Adam Herbert, a senior editor at AFA Magazine, writes that Air Force Space Command is attempting to install a hair trigger in outer space:
Over the years, space essentially has been a militarily benign environment. For that reason, operators had come to assume that failures were the result of equipment malfunctions – not the deliberate and malicious acts of enemies.
Space Command is trying to break operators of that thinking. The first response when something goes wrong, said Maj. Gen. (sel.) Daniel J. Darnell, commander of AFSPC’s Space Warfare Center, should be “think possible attack.”
Amazing.
Of course, operators start from the assumption of malfunctions because U.S. space assets have never been deliberately attacked—a point that I’ve made over and over on this blog.
“Don’t these people read my work?”
One of the major arguments for arms control rests on inadequacies in the rational actor model of deterrence. Think of arms control as a set of organizational responses to the various modes of failure for deterrence. One of the biggest problems with deterrence is a little a theorem developed by Thomas Bayes to calculate conditional probabilities.
To be very simple-minded, Bayes argues that we start with a prior assumption (an attack, for example, is underway or not) and update it to reflect a new piece of information (such as a warning). That small adjustment to the rational actor model has big implications for deterrence.

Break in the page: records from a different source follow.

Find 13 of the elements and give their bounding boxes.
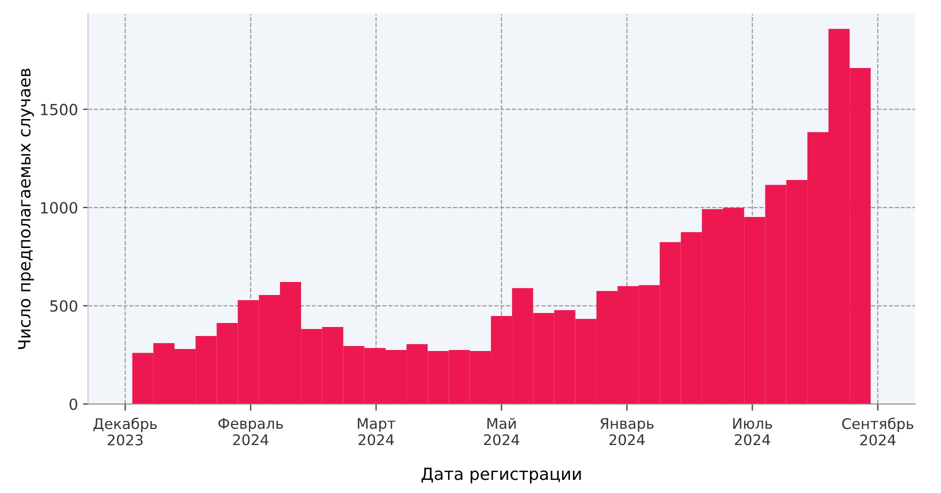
text: Февраль 2024 — [218, 418, 283, 446]
y-tick-label: 0 — [70, 398, 78, 410]
y-tick-label: 500 — [50, 300, 78, 312]
y-tick-label: 1000 — [41, 202, 78, 214]
text: Май 2024 — [484, 418, 520, 446]
text: Март 2024 — [358, 418, 396, 446]
x-axis-title: Дата регистрации — [422, 468, 581, 484]
y-tick-label: 1500 — [41, 104, 78, 116]
text: Июль 2024 — [733, 418, 772, 446]
text: Сентябрь 2024 — [842, 418, 914, 446]
y-axis-title: Число предполагаемых случаев — [18, 68, 34, 349]
text: Декабрь 2023 — [93, 418, 157, 446]
text: Январь 2024 — [600, 418, 654, 446]
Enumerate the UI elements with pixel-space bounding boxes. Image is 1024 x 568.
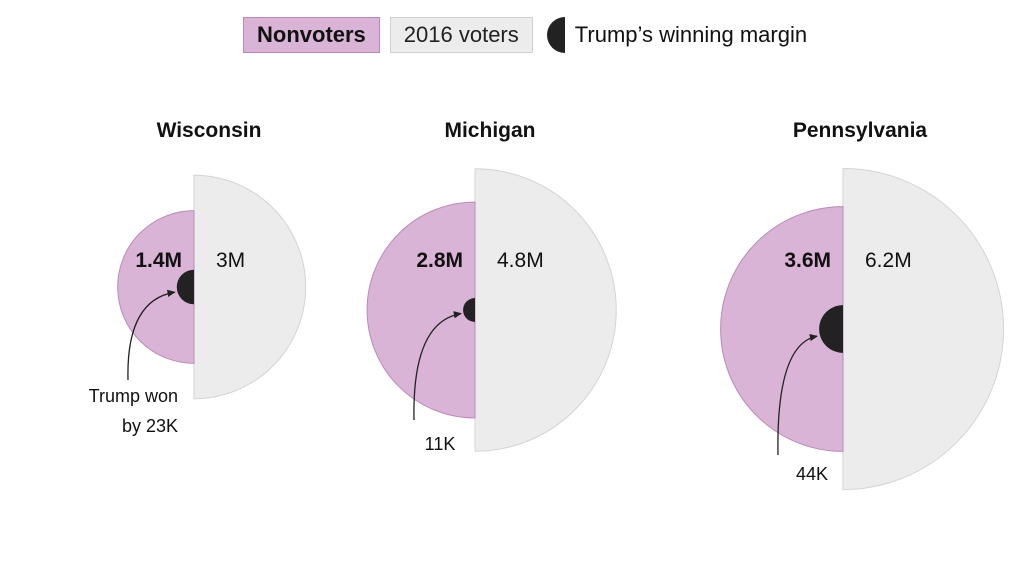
annotation-arrow-wisconsin: [127, 289, 176, 381]
margin-half-michigan: [463, 298, 475, 322]
voters-value-michigan: 4.8M: [497, 249, 544, 272]
annotation-text-wisconsin: by 23K: [122, 416, 178, 436]
annotation-text-wisconsin: Trump won: [89, 386, 178, 406]
annotation-text-michigan: 11K: [425, 434, 456, 454]
voters-half-michigan: [474, 168, 617, 452]
voters-value-wisconsin: 3M: [216, 249, 245, 272]
state-title-pennsylvania: Pennsylvania: [793, 119, 928, 142]
margin-half-wisconsin: [176, 269, 194, 305]
voters-half-pennsylvania: [842, 167, 1005, 491]
state-title-michigan: Michigan: [444, 119, 535, 142]
half-circle-icon: [546, 17, 565, 53]
legend-margin-label: Trump’s winning margin: [574, 22, 808, 47]
nonvoters-half-pennsylvania: [720, 206, 844, 452]
legend-nonvoters: Nonvoters: [243, 17, 380, 53]
legend: Nonvoters 2016 voters Trump’s winning ma…: [243, 16, 807, 54]
legend-2016-voters: 2016 voters: [389, 17, 533, 53]
annotation-text-pennsylvania: 44K: [796, 464, 828, 484]
annotation-arrow-michigan: [413, 311, 462, 421]
nonvoters-value-pennsylvania: 3.6M: [784, 249, 831, 272]
voters-value-pennsylvania: 6.2M: [865, 249, 912, 272]
legend-margin-item: Trump’s winning margin: [546, 17, 808, 53]
nonvoters-half-michigan: [366, 201, 476, 419]
nonvoters-value-wisconsin: 1.4M: [135, 249, 182, 272]
margin-half-pennsylvania: [819, 305, 843, 353]
nonvoters-value-michigan: 2.8M: [416, 249, 463, 272]
state-title-wisconsin: Wisconsin: [157, 119, 262, 142]
voters-half-wisconsin: [193, 174, 307, 400]
nonvoters-half-wisconsin: [117, 210, 195, 364]
annotation-arrow-pennsylvania: [777, 333, 819, 456]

For example, warning systems for nuclear weapons will not work very well—a point ably demonstrated in a slim volume by Bruce Blair and John Steinbruner enitled The Effects of Warning on Strategic Stability (Brookings Institution Press 1991).
Blair and Steinbruner argue that warnings of a nuclear attack (which would include a conventional attack on space systems) will not have enough time or salience to overcome the National Command Authorities prior belief that an attack is or is not underway. The result is that a “bolt from the blue” will be discounted in peacetime, while a false alarm in a (very) deep crisis would start a war.
The implication of Blair and Steinbruner’s argument, in the nuclear context, would be to ease off what then-Governor Bush called high-alert, hair-trigger status [of nuclear weapons]—another dangerous vestige of Cold War confrontation.
They would not propose, as AFSPC does, extending the nuclear hair trigger back into space.